Two post nutjob I know, but what the hell, this really steams me.

If these folks want to experience some real discomfort, and absolutely explode their comfort zones while doing something more useful than pointlessly riding bicycles in circles, then perhaps they could join the army and try a stint of infantry soldiering.

Trust me, it’s harder than any amount of cycling will ever be.

Heh, and at least the Army feeds you!

LSWCHP said :

Two post nutjob I know, but what the hell, this really steams me.

If these folks want to experience some real discomfort, and absolutely explode their comfort zones while doing something more useful than pointlessly riding bicycles in circles, then perhaps they could join the army and try a stint of infantry soldiering.

Trust me, it’s harder than any amount of cycling will ever be.

Time for the long bow!

The primary point of the AIS is and was not to improve individual athletes … it was to save Australia international embarrassment. And for every professional athlete coached to the peak of their physical performance, how many others see that athlete as an idol and make some small effort themselves to be a better person? How many people are inspired to stop being a couch-dwelling tubby and to improve their health? How much healthier and happier are we as a society as a result?

Of course, if you’d prefer us to be all sadfaced lardarses, be my guest… and then why stop at the AIS? Every current professional sport in Australia is subsidised by the government or has directly benefited from the R&D produced by the AIS and the state institutes of sport.

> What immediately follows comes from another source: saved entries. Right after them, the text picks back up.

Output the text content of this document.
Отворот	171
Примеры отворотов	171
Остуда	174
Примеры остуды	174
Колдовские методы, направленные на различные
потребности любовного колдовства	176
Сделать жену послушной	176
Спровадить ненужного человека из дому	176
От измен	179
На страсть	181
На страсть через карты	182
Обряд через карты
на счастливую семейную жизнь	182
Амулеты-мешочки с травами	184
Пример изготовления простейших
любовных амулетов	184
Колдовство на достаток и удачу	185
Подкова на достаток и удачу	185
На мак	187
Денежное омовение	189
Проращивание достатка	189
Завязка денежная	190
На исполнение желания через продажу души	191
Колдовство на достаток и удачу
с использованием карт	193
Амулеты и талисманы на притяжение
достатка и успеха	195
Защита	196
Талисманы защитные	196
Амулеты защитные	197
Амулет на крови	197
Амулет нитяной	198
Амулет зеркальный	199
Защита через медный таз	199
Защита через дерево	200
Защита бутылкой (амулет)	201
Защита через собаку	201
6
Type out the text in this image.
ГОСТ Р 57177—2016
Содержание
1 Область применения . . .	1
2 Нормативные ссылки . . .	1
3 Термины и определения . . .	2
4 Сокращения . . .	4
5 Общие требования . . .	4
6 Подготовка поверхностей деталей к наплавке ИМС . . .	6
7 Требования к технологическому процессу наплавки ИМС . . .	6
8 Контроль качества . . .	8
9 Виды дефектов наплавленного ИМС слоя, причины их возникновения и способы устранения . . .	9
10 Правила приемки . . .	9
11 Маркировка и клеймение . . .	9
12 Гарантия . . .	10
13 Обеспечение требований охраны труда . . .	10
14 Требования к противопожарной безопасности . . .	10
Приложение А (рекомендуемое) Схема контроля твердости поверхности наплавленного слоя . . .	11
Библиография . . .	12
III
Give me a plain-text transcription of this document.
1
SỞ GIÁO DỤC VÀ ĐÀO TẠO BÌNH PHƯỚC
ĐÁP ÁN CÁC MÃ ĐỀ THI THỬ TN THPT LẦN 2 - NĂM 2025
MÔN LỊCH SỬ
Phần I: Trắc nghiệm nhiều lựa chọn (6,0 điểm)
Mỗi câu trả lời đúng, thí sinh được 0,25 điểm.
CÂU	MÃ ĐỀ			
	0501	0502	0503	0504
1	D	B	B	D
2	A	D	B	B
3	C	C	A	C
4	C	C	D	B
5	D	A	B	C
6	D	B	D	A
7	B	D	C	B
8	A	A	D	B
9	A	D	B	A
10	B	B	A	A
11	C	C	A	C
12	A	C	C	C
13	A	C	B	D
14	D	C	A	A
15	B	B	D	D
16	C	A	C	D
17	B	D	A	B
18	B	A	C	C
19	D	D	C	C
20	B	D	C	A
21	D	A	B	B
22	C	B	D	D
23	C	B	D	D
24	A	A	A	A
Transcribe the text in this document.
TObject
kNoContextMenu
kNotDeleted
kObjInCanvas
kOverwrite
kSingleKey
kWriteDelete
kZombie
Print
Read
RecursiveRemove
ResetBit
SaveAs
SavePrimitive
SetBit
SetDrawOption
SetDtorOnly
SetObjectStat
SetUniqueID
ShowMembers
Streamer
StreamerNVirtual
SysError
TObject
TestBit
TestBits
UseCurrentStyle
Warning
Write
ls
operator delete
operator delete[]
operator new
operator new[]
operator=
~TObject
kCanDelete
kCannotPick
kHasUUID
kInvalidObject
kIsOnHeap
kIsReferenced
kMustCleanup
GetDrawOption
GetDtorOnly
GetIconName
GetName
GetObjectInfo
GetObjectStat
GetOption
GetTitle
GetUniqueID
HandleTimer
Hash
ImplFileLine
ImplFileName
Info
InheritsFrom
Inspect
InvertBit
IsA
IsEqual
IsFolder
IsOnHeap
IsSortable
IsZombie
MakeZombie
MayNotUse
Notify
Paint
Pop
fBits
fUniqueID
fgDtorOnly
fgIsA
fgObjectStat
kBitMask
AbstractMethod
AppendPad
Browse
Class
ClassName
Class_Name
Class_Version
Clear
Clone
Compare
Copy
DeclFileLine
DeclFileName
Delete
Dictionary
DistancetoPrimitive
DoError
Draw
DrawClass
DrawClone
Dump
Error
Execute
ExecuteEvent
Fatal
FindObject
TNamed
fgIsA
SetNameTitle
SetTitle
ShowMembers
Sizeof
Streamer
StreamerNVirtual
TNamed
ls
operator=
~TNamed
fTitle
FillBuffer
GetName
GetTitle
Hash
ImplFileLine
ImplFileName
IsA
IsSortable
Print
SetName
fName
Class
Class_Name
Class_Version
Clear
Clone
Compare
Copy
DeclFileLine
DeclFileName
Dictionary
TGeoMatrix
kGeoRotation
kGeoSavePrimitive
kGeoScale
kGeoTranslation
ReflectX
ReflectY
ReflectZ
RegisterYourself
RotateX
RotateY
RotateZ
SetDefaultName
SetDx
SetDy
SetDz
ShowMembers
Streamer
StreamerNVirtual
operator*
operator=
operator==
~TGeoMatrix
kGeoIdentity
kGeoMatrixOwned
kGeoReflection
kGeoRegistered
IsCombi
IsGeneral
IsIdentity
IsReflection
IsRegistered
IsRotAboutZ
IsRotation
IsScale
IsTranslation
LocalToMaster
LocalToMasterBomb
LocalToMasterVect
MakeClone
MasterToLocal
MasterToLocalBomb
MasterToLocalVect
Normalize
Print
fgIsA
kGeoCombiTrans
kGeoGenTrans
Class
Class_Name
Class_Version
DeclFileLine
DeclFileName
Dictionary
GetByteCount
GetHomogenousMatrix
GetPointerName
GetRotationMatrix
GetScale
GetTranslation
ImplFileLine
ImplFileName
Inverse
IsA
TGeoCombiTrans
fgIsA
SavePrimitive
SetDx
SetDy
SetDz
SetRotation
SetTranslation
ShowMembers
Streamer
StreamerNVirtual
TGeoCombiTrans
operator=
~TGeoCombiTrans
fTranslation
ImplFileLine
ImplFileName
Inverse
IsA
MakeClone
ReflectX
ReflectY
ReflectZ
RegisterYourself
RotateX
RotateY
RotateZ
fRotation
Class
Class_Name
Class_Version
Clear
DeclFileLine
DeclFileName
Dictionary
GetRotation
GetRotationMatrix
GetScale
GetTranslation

What really gets my goat is the fact that we contribute funds to WADA. Talk about shooting ourselves in the foot!

LSWCHP said :

And expending vast amounts of public money in this fatuous and misguided endeavour just makes it even worse. How much did this craziness, with its cast of sadistic blank faced torturers cost? Even if it only cost $2.49, the money would have been better spent on a teacher, or a nurse, or a book for a library, or a cop, or just about any other damned thing at all apart from providing some carefully calibrated artificial suffering in order to take a bunch of pampered boofheads outside their pitiful comfort zones.

I agree, but would extend the argument to the whole of the AIS rather than just this particular activity. Public funding of elite sport annoys me. The money would be better spent on encouraging more public participation in sport.

Having said that, if I’m going to fund the AIS then I want to know that the people benefiting from that funding are going to put in, not just treat it as a holiday camp. This sort of testing is one way of ensuring that.

I agree with LSWCHP’s rant. Spending millions of taxpayers dollars on a few individuals in the quest for a millisecond is an obscenity. And the Olympic games is also sick reflection of our times.

The bigger the money, the bigger the joke.

Two post nutjob I know, but what the hell, this really steams me.

If these folks want to experience some real discomfort, and absolutely explode their comfort zones while doing something more useful than pointlessly riding bicycles in circles, then perhaps they could join the army and try a stint of infantry soldiering.

Trust me, it’s harder than any amount of cycling will ever be.

This is lunacy. Hateful deranged lunacy, and I wish it would stop. The events that the AIS athletes train for are called “Games”. You know, like The Olympic Games. “Games” are things that people are supposed to “play”, generally for recreation and enjoyment.

Turning recreation into some sort of psychopathic Nazi horror ordeal in a mad quest for a few extra milliseconds in order to win an utterly meaningless gold medal is more wrong-headed than I can begin to describe.

And expending vast amounts of public money in this fatuous and misguided endeavour just makes it even worse. How much did this craziness, with its cast of sadistic blank faced torturers cost? Even if it only cost $2.49, the money would have been better spent on a teacher, or a nurse, or a book for a library, or a cop, or just about any other damned thing at all apart from providing some carefully calibrated artificial suffering in order to take a bunch of pampered boofheads outside their pitiful comfort zones.

I’ve played sport most of my life. All of my kids play summer and winter sport. As a sportsman, I can say quite unequivocally that this is crap.